To enable the AI platform to function effectively, it needed to be fed with a continuous stream of high-quality data, thus creating a need for consistent data cleaning and data hygiene monitoring.
The scraped data (primarily containing links to counterfeit products) needed regular verification.
The data collected by their AI contained incomplete information (in certain cases where data crawling & extraction methods failed to extract all the information), so it needed manual data appending.
In cases where automated scraping failed to produce results, we needed to detect the online scammers through manual web research.
We proposed a dedicated team of data researchers to build on the knowledge to perfect the process.
This project ran in phases. We started out with a few basic tasks (mainly data validation) and moved on to data cleaning and web research.
Initially, the client assigned us a single task of asset authentication. We matched images with client guidelines and either validated, discarded, or reassigned the image category.

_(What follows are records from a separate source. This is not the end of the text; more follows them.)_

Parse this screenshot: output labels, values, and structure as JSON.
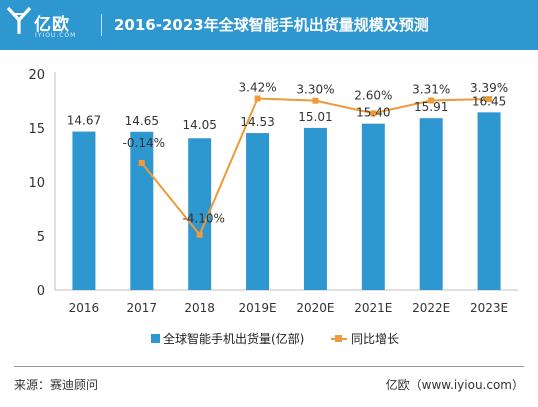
{
  "brand": {
    "logo_text": "亿欧",
    "logo_sub": "IYIOU.COM"
  },
  "header": {
    "title": "2016-2023年全球智能手机出货量规模及预测"
  },
  "legend": {
    "bar_label": "全球智能手机出货量(亿部)",
    "line_label": "同比增长"
  },
  "footer": {
    "source": "来源：赛迪顾问",
    "site": "亿欧（www.iyiou.com）"
  },
  "colors": {
    "header_bg": "#2f97cf",
    "bar": "#2f97cf",
    "line": "#ed9a3a",
    "axis": "#bfbfbf"
  },
  "chart_data": {
    "type": "bar",
    "title": "2016-2023年全球智能手机出货量规模及预测",
    "categories": [
      "2016",
      "2017",
      "2018",
      "2019E",
      "2020E",
      "2021E",
      "2022E",
      "2023E"
    ],
    "series": [
      {
        "name": "全球智能手机出货量(亿部)",
        "type": "bar",
        "values": [
          14.67,
          14.65,
          14.05,
          14.53,
          15.01,
          15.4,
          15.91,
          16.45
        ],
        "labels": [
          "14.67",
          "14.65",
          "14.05",
          "14.53",
          "15.01",
          "15.40",
          "15.91",
          "16.45"
        ]
      },
      {
        "name": "同比增长",
        "type": "line",
        "values": [
          null,
          -0.14,
          -4.1,
          3.42,
          3.3,
          2.6,
          3.31,
          3.39
        ],
        "unit": "%",
        "labels": [
          "",
          "-0.14%",
          "-4.10%",
          "3.42%",
          "3.30%",
          "2.60%",
          "3.31%",
          "3.39%"
        ]
      }
    ],
    "ylim": [
      0,
      20
    ],
    "yticks": [
      "0",
      "5",
      "10",
      "15",
      "20"
    ],
    "growth_axis_range": [
      -5,
      4
    ],
    "gridlines": false,
    "legend_position": "bottom"
  }
}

We completed the client's database by entering critical information present in the URLs collected by their AI system, such as the product title, seller URL, seller name, price, product images, and account identifiers.
We set up a web research team that went through websites, social media platforms, marketplaces, and other channels (following client-defined parameters). We prepared a consolidated sheet with flagged links and uploaded it to the client's portal.
We followed brand-specific guidelines to compare the client's content against the sources found on the web and created a list of URLs where we detected piracy.
We sorted the data evidence under categories (counterfeit, brand abuse, replica, copyright, and brand impersonation) to simplify the client's task of evidence assimilation.
The client extends its services to over a thousand brands. Initially, we were assigned only a few of them.
By the end of the first month, the brands assigned to us were doubled. Our dedicated team significantly reduced client involvement (for feedback and quality analysis) by nearly 70%. We also improved our accuracy rates from 72% to 95%.
For this particular project, our team showcased admirable resilience. We experimented with approaches, evaluated and reframed processes, and established quality analysis systems while evolving with the client's needs and workload.
Initially, when we started the project, we divided our teams based on the brands we were assigned. For example, from the entire manual data detection team, each resource was assigned a few brands to work on. When this approach resulted in quality issues and higher errors, we divided our teams based on processes for simplified management.
The goal of any AI-based tech platform is to be as close to precision as possible. Achieving this goal across sites is difficult since websites usually have distinct unique underlying patterns. Further, website structures change with time, so these AI-based solutions must be robust enough to adapt. The automated crawling methods, howsoever trained, cannot work unsupervised – they need to work in tandem with a human-in-the-loop approach to deliver the most optimal results.
SunTec understands this man-plus-machine approach very well and continues to effectively serve several AI-based tech platforms for their varied data management needs.